Es ist eine neue Geschichte, die um die 200 Millionen Euro kostet. Es ist nicht nur der Tempel und der Tempelbezirk, sondern ganz Ayoydha, das in neuem Glanz strahlen soll - ein milliardenschweres Infrastrukturprojekt.
Am Standort des Tempels soll nach dem Glauben vieler Hindus die beliebte Gottheit Ram geboren worden sein. Die Zerstörung der Moschee hatte vor gut drei Jahrzehnten zu schweren Unruhen mit laut Medienberichten rund 2000 Toten geführt. Im Jahr 2019 entschied schließlich das oberste Gericht des Landes, dass Hindus das Recht hätten, auf dem umstrittenen Stück Land ihren Tempel zu bauen. Seine Bedeutung haben radikale Hindu-Gruppen mit der von Mekka für Muslime oder dem Vatikan für Christen verglichen.
Moschee wurde 1992 zerstört
Der Tempel selbst ist keinesfalls unumstritten, denn er steht praktisch auf den Ruinen einer Moschee. Die war 1992 von Hindu-Fanatikern zerstört worden. Bei anschließenden Unruhen gab es 2.000 Tote. Das sei nicht vergessen, sagt der Journalist Nilanjan Mukhopadhyay, der ein Buch über Ayodhya geschrieben hat.
"Die Ereignisse des Jahres 1992 sind auch heute noch von großer Bedeutung", sagt der Journalist. Diejenigen, die am 6. Dezember 1992 in Ayodhya gewesen sein waren, um die Moschee zu zerstören, würden nun kommen, um an einer Art Siegerehrung und anschließend an einer Siegesparade teilzunehmen.

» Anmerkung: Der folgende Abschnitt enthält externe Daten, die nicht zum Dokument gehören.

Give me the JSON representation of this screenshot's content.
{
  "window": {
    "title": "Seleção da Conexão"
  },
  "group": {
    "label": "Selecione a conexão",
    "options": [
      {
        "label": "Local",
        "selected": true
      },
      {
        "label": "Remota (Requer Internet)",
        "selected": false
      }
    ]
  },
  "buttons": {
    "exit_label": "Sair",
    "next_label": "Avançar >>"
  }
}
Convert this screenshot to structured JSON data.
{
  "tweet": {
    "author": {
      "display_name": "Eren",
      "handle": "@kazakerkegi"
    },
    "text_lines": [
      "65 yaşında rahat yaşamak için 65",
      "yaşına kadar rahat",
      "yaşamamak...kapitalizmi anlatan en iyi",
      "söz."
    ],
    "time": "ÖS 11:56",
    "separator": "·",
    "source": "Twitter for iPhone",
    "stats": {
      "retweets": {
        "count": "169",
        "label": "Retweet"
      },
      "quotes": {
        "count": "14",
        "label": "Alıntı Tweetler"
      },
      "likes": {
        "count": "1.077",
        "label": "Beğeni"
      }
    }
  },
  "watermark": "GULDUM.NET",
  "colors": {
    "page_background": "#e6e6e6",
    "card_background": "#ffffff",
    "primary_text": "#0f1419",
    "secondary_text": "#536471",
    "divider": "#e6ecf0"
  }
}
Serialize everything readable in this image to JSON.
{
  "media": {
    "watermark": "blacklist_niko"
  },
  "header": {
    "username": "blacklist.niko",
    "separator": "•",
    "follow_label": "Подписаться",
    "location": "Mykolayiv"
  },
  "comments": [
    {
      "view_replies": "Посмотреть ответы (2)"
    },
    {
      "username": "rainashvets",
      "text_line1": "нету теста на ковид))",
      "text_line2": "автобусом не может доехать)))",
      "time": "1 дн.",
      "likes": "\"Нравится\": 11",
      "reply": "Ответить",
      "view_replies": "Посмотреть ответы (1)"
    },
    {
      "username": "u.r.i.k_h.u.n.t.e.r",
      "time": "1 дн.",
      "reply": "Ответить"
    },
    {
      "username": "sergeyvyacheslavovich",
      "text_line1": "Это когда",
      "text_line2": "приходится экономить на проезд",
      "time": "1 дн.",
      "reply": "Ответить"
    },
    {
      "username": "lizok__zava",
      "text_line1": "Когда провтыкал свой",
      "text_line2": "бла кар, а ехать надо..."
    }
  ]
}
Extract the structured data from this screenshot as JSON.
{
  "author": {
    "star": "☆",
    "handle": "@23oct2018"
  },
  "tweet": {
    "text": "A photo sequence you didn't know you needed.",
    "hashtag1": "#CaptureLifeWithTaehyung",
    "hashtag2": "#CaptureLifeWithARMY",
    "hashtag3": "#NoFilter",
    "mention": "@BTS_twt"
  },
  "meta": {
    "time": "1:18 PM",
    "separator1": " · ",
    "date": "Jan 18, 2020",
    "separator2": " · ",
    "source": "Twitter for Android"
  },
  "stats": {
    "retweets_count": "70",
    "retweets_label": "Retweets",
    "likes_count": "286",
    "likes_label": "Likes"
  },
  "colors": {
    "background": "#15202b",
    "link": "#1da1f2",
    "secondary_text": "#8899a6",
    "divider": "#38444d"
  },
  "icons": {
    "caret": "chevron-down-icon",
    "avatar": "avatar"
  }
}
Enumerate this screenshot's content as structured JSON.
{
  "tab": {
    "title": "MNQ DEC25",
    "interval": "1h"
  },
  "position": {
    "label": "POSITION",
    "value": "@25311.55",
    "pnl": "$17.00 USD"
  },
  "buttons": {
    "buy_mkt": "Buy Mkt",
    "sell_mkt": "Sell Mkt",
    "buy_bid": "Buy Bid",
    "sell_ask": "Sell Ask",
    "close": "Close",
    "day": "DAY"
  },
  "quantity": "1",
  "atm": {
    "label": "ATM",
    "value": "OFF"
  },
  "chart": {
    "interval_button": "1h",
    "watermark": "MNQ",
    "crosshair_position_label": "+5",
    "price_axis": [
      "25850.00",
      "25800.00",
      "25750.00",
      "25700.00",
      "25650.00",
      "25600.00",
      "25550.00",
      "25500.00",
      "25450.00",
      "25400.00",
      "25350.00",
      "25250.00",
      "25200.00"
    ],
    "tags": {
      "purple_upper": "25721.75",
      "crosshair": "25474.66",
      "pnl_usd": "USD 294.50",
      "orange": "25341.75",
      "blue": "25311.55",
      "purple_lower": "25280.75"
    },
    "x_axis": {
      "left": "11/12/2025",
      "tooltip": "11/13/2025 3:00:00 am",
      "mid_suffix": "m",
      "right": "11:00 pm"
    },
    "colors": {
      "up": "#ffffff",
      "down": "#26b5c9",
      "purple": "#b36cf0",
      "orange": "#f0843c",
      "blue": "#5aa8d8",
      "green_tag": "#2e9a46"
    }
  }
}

Modi sprach den Konflikt nicht direkt an
Doch kritische Stimmen sind an diesem Tag kaum zu hören. Es ist ein Festtag für Ayodhya und Indien und für alle Hindus weltweit. Premier Modi trat auf wie der oberste Priester. In einer traditionellen goldenen Kurta bekleidet leitete er die Weihezeremonie im Allerheiligsten des Tempels. Um ihn herum standen hinduistische Priester, die religiöse Lieder sangen.
Alles wurde auf einer Großleinwand nach draußen übertragen, wo Tausende Gäste saßen. Unter ihnen waren Politiker, Priester, Schauspieler und Industrielle. Und vermutlich Hunderte Millionen Menschen in ganz Indien verfolgten die Veranstaltung zudem live im Fernsehen und im Internet.

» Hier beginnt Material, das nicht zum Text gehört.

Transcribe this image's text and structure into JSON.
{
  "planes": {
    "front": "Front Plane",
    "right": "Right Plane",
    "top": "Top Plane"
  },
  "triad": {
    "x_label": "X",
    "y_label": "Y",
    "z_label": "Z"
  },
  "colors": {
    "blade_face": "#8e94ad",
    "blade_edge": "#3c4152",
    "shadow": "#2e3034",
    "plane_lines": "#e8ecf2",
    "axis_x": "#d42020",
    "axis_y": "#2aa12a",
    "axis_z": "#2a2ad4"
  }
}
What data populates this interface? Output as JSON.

Premier Modi sprach die Konflikte um Ayodhya nur indirekt an, doch die meisten werden ihn verstanden haben. "Einige werden vielleicht sagen, dass der Bau des Ram-Tempels einen Feuersturm auslösen wird", sagte er. "Heute möchte ich diese Menschen dazu auffordern, umzudenken. Denn Ram ist Energie, nicht Feuer, Ram ist die Lösung, nicht der Streit."

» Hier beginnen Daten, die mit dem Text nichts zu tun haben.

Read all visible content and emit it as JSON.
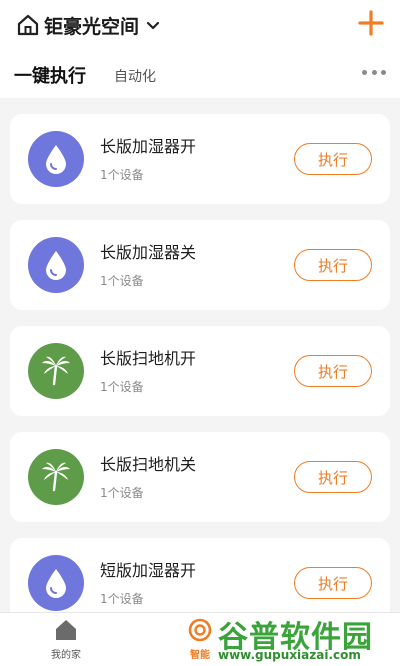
{
  "header": {
    "home_name": "钜豪光空间",
    "tab_active": "一键执行",
    "tab_other": "自动化"
  },
  "scenes": [
    {
      "name": "长版加湿器开",
      "devices": "1个设备",
      "icon": "water-drop-icon",
      "color": "#6f76dc",
      "action": "执行"
    },
    {
      "name": "长版加湿器关",
      "devices": "1个设备",
      "icon": "water-drop-icon",
      "color": "#6f76dc",
      "action": "执行"
    },
    {
      "name": "长版扫地机开",
      "devices": "1个设备",
      "icon": "palm-tree-icon",
      "color": "#5f9c4a",
      "action": "执行"
    },
    {
      "name": "长版扫地机关",
      "devices": "1个设备",
      "icon": "palm-tree-icon",
      "color": "#5f9c4a",
      "action": "执行"
    },
    {
      "name": "短版加湿器开",
      "devices": "1个设备",
      "icon": "water-drop-icon",
      "color": "#6f76dc",
      "action": "执行"
    }
  ],
  "tabbar": {
    "home_label": "我的家",
    "smart_label": "智能"
  },
  "watermark": {
    "title": "谷普软件园",
    "url": "www.gupuxiazai.com"
  },
  "colors": {
    "accent": "#f07c24",
    "drop": "#6f76dc",
    "palm": "#5f9c4a"
  }
}
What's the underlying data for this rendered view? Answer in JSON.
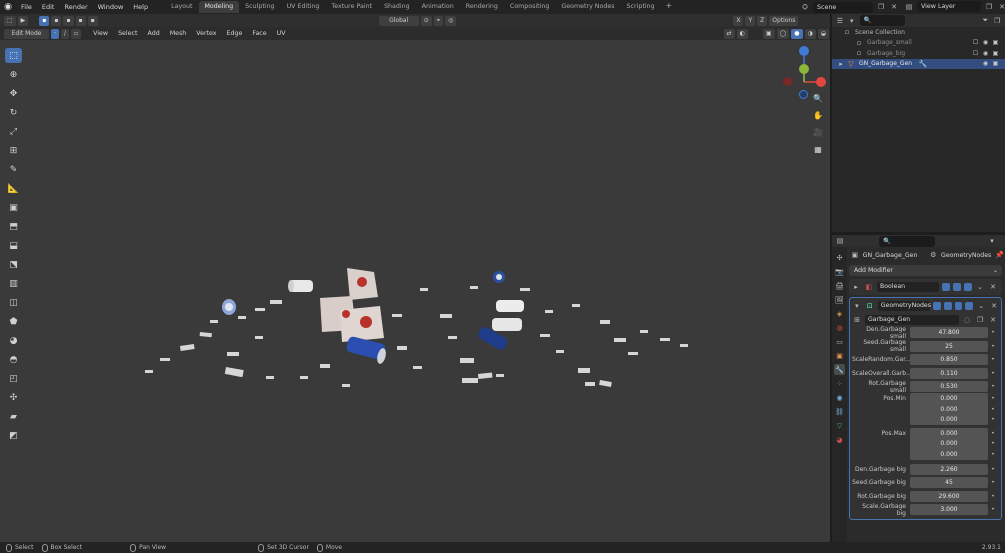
{
  "menu": [
    "File",
    "Edit",
    "Render",
    "Window",
    "Help"
  ],
  "workspace_tabs": [
    {
      "label": "Layout",
      "active": false
    },
    {
      "label": "Modeling",
      "active": true
    },
    {
      "label": "Sculpting",
      "active": false
    },
    {
      "label": "UV Editing",
      "active": false
    },
    {
      "label": "Texture Paint",
      "active": false
    },
    {
      "label": "Shading",
      "active": false
    },
    {
      "label": "Animation",
      "active": false
    },
    {
      "label": "Rendering",
      "active": false
    },
    {
      "label": "Compositing",
      "active": false
    },
    {
      "label": "Geometry Nodes",
      "active": false
    },
    {
      "label": "Scripting",
      "active": false
    }
  ],
  "scene_name": "Scene",
  "view_layer": "View Layer",
  "viewport": {
    "mode": "Edit Mode",
    "menus": [
      "View",
      "Select",
      "Add",
      "Mesh",
      "Vertex",
      "Edge",
      "Face",
      "UV"
    ],
    "transform_orientation": "Global",
    "options_label": "Options",
    "axis_labels": [
      "X",
      "Y",
      "Z"
    ]
  },
  "outliner": {
    "collection": "Scene Collection",
    "items": [
      {
        "name": "Garbage_small",
        "selected": false
      },
      {
        "name": "Garbage_big",
        "selected": false
      },
      {
        "name": "GN_Garbage_Gen",
        "selected": true
      }
    ]
  },
  "properties": {
    "object_name": "GN_Garbage_Gen",
    "modifier_label": "GeometryNodes",
    "add_modifier": "Add Modifier",
    "modifiers": [
      {
        "name": "Boolean",
        "type": "boolean-icon"
      },
      {
        "name": "GeometryNodes",
        "type": "geometry-nodes-icon"
      }
    ],
    "node_group": "Garbage_Gen",
    "params": [
      {
        "label": "Den.Garbage small",
        "value": "47.800"
      },
      {
        "label": "Seed.Garbage small",
        "value": "25"
      },
      {
        "label": "ScaleRandom.Gar...",
        "value": "0.850"
      },
      {
        "label": "ScaleOverall.Garb...",
        "value": "0.110"
      },
      {
        "label": "Rot.Garbage small",
        "value": "0.530"
      }
    ],
    "pos_min": {
      "label": "Pos.Min",
      "values": [
        "0.000",
        "0.000",
        "0.000"
      ]
    },
    "pos_max": {
      "label": "Pos.Max",
      "values": [
        "0.000",
        "0.000",
        "0.000"
      ]
    },
    "params_big": [
      {
        "label": "Den.Garbage big",
        "value": "2.260"
      },
      {
        "label": "Seed.Garbage big",
        "value": "45"
      },
      {
        "label": "Rot.Garbage big",
        "value": "29.600"
      },
      {
        "label": "Scale.Garbage big",
        "value": "3.000"
      }
    ]
  },
  "statusbar": {
    "items": [
      "Select",
      "Box Select",
      "Pan View",
      "Set 3D Cursor",
      "Move"
    ],
    "version": "2.93.1"
  },
  "colors": {
    "accent": "#4772b3",
    "viewport_bg": "#3a3a3a",
    "panel_bg": "#2b2b2b",
    "axis_x": "#e2473f",
    "axis_y": "#8bb73a",
    "axis_z": "#3f7bd6"
  }
}
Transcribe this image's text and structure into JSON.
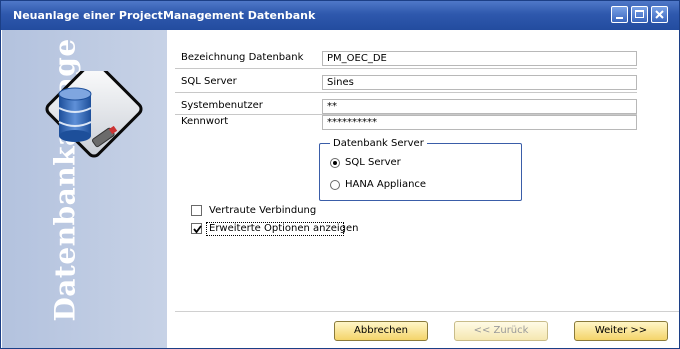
{
  "window": {
    "title": "Neuanlage einer ProjectManagement Datenbank",
    "controls": [
      "minimize-icon",
      "maximize-icon",
      "close-icon"
    ]
  },
  "sidebar": {
    "text": "Datenbankanlage",
    "icon": "database-icon"
  },
  "form": {
    "db_name": {
      "label": "Bezeichnung Datenbank",
      "value": "PM_OEC_DE"
    },
    "sql_server": {
      "label": "SQL Server",
      "value": "Sines"
    },
    "system_user": {
      "label": "Systembenutzer",
      "value": "**"
    },
    "password": {
      "label": "Kennwort",
      "value": "**********"
    }
  },
  "db_server_group": {
    "title": "Datenbank Server",
    "options": [
      {
        "label": "SQL Server",
        "selected": true
      },
      {
        "label": "HANA Appliance",
        "selected": false
      }
    ]
  },
  "checkboxes": [
    {
      "label": "Vertraute Verbindung",
      "checked": false
    },
    {
      "label": "Erweiterte Optionen anzeigen",
      "checked": true
    }
  ],
  "buttons": {
    "cancel": "Abbrechen",
    "back": "<< Zurück",
    "next": "Weiter >>"
  },
  "colors": {
    "titlebar": "#2e58ad",
    "sidebar": "#b3c2de",
    "button": "#f4d46a",
    "group_border": "#3a5da8"
  }
}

Opposition blieb der Zeremonie fern
Dennoch: Modis Gegner werfen ihm vor, mit der Tempel-Eröffnung Politik und Religion in einem Maße miteinander zu vermischen, wie das noch nie im modernen Indien der Fall war - auch weil im Frühjahr Parlamentswahlen anstehen in Indien.
Modi wolle das Land zudem zu einem Hindu-Staat umbauen, so der Vorwurf der Opposition. Dazu passt auch, dass erstmals bei so einer von der Regierung gesteuerten Veranstaltung auch der Führer der hinduistischen Kaderorganisation RSS sprechen durfte. Der RSS trage faschistische Züge, so die Kritik.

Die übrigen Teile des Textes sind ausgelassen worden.